Allora, comincia a un poco a scalfirti l'idea che in fin dei conti quello stesso
"io" che vive la tua vita potrebbe anche essere lo stesso "io" che vive la mia?
Essere lo stesso "io", sì, ma attenzione, in un senso molto "minimalista", senza
alcuna necessità di portarsi dietro alcuna "parte di anima" tra una vita e l'altra,
rinunciando anche a qualsiasi "consapevolezza" nello stato "post mortem", e rinunciando
anche a un modello di "aldiquà" e "aldilà" che serve solo per illuderci di avere
una individualità immortale. Ma che ce ne importa? Anzi, proprio il fatto che non
esista alcuna "vita infinita" è ciò che permette al sistema di funzionare. Altrimenti
l'"io" che esperimenta tutte le vite rimarrebbe "intrappolato" in un tempo senza
uscita. Per fortuna come limite superiore di qualsiasi vita che si sviluppa nel
nostro universo avremo sempre il "big crunch" o la "morte termica" del nostro universo.

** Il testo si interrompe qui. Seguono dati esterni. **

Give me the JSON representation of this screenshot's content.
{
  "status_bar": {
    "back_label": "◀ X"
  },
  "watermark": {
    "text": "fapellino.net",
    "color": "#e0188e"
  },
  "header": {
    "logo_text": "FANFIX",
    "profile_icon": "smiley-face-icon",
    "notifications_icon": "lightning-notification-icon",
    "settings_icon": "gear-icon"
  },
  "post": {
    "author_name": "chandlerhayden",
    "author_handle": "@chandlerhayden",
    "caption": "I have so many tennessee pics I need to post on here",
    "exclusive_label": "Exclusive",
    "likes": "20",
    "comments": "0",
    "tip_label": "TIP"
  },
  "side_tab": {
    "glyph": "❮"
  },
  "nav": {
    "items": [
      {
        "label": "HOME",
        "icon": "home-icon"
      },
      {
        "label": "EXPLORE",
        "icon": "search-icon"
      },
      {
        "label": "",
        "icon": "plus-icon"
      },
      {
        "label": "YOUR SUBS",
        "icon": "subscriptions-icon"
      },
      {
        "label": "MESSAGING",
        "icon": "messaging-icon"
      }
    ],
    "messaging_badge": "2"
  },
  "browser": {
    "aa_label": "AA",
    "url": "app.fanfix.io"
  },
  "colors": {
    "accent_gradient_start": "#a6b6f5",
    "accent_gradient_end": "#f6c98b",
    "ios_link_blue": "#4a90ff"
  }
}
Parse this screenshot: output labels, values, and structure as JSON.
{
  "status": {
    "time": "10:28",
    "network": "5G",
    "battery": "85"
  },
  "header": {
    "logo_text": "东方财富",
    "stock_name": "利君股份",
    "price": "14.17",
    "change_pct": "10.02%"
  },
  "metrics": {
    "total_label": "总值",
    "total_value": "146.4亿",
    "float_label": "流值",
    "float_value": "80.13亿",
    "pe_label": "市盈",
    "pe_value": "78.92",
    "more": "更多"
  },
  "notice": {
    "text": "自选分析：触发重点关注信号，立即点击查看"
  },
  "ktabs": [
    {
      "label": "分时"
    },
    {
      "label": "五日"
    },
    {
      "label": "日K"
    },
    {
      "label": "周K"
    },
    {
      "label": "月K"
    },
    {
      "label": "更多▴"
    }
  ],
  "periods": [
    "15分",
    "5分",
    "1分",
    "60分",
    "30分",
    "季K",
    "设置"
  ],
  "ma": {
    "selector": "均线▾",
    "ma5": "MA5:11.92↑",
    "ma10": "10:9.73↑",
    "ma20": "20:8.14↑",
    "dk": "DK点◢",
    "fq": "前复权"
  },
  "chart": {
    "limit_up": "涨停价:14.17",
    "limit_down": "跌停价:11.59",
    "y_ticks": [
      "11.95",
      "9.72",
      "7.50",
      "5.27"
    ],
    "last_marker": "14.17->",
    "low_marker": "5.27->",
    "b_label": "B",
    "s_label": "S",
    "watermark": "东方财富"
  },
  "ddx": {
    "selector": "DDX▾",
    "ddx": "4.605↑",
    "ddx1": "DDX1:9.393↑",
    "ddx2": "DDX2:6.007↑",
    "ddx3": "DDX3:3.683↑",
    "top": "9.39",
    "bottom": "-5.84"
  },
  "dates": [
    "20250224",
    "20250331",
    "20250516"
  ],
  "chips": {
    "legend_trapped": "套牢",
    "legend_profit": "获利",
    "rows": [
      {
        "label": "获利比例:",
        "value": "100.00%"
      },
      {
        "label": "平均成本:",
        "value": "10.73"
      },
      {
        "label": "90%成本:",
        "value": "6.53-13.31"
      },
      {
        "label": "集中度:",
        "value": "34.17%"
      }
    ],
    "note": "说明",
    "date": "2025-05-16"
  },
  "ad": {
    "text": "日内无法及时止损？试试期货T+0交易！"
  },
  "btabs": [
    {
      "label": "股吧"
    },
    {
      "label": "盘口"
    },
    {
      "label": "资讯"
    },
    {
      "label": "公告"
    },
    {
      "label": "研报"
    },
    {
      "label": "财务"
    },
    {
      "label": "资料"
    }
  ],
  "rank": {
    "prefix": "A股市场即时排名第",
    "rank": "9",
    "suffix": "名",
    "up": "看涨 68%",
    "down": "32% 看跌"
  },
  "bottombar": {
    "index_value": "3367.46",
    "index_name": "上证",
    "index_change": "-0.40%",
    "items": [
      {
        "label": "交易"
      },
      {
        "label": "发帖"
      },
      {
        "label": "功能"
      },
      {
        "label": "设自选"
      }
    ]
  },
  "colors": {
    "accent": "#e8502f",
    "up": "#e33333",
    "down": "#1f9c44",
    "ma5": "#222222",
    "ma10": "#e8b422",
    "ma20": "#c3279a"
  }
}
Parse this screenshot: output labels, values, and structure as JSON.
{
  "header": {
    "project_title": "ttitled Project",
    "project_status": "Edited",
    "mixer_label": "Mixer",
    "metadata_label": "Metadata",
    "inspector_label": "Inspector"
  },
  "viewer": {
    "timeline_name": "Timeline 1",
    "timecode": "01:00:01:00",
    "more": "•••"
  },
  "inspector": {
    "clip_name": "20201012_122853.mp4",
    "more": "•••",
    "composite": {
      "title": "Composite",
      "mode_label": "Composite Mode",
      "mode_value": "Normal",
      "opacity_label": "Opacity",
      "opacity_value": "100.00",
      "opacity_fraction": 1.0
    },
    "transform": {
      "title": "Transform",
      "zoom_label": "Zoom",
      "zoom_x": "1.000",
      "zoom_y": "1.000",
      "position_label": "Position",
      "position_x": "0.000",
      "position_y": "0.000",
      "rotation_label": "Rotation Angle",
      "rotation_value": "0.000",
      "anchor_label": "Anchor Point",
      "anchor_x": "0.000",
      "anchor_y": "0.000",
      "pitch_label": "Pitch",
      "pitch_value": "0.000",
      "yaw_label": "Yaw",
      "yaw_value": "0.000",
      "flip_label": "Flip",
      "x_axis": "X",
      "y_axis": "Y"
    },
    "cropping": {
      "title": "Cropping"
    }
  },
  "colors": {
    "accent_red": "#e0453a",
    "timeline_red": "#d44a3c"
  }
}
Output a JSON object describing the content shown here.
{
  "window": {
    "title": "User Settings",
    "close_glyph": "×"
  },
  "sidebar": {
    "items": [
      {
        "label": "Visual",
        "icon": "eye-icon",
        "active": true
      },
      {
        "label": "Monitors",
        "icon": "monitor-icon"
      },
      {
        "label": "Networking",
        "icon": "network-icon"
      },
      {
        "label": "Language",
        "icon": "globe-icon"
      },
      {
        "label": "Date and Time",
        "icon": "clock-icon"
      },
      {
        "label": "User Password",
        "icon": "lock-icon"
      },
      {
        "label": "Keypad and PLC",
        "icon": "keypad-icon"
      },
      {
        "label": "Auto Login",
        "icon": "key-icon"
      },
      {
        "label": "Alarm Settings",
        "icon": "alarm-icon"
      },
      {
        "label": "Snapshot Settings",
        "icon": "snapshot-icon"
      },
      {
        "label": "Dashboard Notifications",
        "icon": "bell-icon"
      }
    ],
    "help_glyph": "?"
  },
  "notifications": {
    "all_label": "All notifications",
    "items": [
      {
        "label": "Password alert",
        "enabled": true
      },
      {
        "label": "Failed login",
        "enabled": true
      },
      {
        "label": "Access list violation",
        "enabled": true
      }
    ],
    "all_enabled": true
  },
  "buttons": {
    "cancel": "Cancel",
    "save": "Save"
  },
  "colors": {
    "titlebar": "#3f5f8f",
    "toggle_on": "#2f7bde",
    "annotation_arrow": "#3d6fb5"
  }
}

In questa ottica, la finitezza di ogni singola vita è la condizione necessaria a
non trascorrere l'eternità in solitudine. Direi che è uno scambio accettabile! Certo,
resta sempre il problema di come vivere tante vite contemporaneamente, ognuna con
il suo libero arbitrio. E' quello che nel seguito vedremo di rendere più plausibile.